In December 1577, a fire broke out on the ground floor of the Doge's Palace in Venice, resulting in serious damage to the decoration, walls, ceilings, and furnishings of various rooms and significantly affecting the structure of the building. So great was the damage that the idea of demolishing the old Gothic building and replacing it with a new one was seriously considered. After considerable discussion, it was, however, decided to restore the areas affected and to replace the interior decoration. Among the damaged rooms was one of the most celebrated: the Sala del Maggior Consiglio. This large space, whose proportions make it one of the most majestic and imposing in the entire building, was the room where the Great Council met. In the 16th century, the Venetian senators who formed the Council numbered more than 1, 000. The room was used for purposes of legislation and for electing members of the magistracy.
It was decided to restore the room with a flat ceiling divided into sections with decorative, high-relief molding into which paintings would be fitted. The same concept was to be used for the frieze that ran along the two long side walls of the room in which painted portraits of the Doges would be inset. The subject selected to decorate the walls of the room was the Glorification of Venice, depicted through a series of military episodes. Three huge canvases would provide the principal elements in the ceiling. They are a central, rectangular one by Jacopo Tintoretto, depicting The City of Venice offering a laurel Wreath to Doge Nicolò da Ponte (1584) and two flanking, oval ones in which Veronese painted an Allegory of Venice (1585), and Palma Giovane depicted Venice, crowned by Victory, receiving the conquered Provinces (1584).
To replace the medieval fresco of around 1365 by Guariento, which had been damaged in the fire, the commission entrusted with devising and overseeing the new decoration organized a competition that may have been convened in 1582. The theme of this new image was the "Glory of the blessed in Paradise." Among the painters who took part were Francesco Bassano, Veronese, Palma Giovane, and Tintoretto. The commission gave the project to Veronese and Francesco Bassano, two artists with widely differing styles. However, Veronese's death in 1588 and the fact that Bassano had not started his part by the time of Veronese's death resulted in the project being given to Tintoretto, who was seventy years old by this date.

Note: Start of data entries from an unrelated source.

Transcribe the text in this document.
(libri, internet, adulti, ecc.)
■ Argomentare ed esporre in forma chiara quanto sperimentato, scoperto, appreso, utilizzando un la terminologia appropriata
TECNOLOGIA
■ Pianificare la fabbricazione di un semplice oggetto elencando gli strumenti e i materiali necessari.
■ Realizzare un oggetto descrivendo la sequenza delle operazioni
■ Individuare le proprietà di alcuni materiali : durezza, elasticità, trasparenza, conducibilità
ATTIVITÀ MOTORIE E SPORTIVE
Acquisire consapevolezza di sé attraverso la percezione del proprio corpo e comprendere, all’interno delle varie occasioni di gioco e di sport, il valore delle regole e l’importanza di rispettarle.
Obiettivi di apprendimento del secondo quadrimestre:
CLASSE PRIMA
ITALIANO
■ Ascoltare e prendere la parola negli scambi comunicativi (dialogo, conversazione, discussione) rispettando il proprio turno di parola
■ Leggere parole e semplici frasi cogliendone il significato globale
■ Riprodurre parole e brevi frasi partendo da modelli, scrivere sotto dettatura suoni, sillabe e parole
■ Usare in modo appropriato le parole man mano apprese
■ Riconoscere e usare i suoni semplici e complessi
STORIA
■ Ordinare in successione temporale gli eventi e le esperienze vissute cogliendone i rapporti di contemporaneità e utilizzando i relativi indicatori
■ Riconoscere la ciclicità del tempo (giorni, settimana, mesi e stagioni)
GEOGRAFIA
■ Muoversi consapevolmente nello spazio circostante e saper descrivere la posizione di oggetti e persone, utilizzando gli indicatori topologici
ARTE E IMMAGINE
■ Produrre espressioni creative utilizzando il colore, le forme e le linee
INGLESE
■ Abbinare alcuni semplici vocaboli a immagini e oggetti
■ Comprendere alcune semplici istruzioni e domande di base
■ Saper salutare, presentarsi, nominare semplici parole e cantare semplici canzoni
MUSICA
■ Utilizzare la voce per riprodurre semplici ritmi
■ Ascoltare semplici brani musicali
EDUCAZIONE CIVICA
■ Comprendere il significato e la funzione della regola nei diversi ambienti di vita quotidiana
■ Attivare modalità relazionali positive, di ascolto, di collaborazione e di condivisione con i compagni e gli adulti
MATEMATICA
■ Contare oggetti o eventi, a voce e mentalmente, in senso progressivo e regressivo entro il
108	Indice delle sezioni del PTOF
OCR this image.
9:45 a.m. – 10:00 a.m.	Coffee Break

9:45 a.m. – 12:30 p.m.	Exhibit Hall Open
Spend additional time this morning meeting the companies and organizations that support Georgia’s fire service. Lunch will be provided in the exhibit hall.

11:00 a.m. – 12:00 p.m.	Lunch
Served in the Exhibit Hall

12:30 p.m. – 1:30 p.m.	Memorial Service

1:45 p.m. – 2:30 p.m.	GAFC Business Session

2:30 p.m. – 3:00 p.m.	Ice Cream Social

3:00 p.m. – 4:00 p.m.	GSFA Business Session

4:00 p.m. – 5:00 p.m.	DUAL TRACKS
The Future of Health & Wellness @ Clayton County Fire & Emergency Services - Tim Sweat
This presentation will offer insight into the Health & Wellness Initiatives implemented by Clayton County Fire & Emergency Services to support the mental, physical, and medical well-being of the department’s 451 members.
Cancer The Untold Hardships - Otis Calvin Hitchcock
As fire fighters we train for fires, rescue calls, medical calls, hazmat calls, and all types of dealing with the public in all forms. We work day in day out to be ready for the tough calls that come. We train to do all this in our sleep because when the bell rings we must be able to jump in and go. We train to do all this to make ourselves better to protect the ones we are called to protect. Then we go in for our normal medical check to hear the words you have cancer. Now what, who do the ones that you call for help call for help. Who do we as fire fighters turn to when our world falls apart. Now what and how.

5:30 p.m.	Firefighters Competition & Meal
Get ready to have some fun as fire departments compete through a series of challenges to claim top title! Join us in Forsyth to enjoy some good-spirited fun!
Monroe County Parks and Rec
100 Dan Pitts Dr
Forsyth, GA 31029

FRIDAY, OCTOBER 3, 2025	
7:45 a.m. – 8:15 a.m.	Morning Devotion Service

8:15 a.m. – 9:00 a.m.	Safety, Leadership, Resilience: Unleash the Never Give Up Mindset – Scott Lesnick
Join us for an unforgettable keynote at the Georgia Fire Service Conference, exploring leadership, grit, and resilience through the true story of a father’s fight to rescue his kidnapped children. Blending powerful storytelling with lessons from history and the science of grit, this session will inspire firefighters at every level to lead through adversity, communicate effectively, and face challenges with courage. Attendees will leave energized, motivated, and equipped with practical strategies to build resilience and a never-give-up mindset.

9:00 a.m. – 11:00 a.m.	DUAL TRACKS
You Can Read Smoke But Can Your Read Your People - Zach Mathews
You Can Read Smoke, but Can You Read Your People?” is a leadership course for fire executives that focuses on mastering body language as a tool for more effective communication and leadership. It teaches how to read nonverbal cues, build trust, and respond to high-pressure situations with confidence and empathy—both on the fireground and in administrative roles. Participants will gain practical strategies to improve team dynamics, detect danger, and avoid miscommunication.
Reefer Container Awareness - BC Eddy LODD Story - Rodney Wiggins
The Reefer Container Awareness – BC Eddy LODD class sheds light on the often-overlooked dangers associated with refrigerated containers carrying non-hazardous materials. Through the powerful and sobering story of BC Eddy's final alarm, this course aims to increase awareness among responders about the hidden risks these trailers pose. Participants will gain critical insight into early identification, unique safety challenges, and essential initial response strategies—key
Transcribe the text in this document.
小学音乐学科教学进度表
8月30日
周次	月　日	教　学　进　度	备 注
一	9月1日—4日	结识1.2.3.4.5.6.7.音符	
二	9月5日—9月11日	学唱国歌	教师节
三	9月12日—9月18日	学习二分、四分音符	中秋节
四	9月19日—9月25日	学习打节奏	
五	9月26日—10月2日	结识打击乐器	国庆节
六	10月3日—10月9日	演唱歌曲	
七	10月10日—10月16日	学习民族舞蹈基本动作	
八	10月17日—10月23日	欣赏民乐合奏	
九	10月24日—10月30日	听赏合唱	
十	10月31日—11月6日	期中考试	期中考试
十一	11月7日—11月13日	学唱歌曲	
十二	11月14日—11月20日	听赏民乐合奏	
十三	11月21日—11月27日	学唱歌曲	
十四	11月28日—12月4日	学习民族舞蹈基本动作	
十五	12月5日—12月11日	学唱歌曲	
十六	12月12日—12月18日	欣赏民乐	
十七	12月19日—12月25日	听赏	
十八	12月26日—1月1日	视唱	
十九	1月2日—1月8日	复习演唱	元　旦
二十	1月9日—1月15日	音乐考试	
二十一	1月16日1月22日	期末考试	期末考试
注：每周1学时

According to the guidelines established for the competition, the composition had to focus on the Coronation of the Virgin, inspired by Dante's Paradise. Tintoretto included the blessed and different religious hierarchies among clouds, angels, and cherubim. The principal motif is the Coronation of the Virgin in the upper center, while the Dove of the Holy Spirit forms the axis of this complex composition. The main group, in which Christ leans forward and extends his hand to crown his mother, emerges between numerous heads and figures against the intense yellow of a cloud of glory. The remaining figures in the canvas are arranged in gently curving lines, floating among clouds and stars. Tintoretto has woven in the traditional iconography of the Annunciation scene, where the angel Gabriel announces that Mary will carry the child of God, together with the Last Judgment, implied by the artist with the symbol of the scales. The clouds wrap around the central figures, almost likes ripples in a pond, suggesting the continued reverberations of the church's teachings - especially significant during the time of the Counter-Reformation.
Seen from afar, Paradiso is nearly an abstract vision composed of rhythmic patterns of light and color. The work represents the culmination of the artist's mastery of sharp contrasts between light and dark in the intensely rendered figures. The dramatic, almost theatrical quality of Tintoretto's scene would lay the foundation for Baroque art.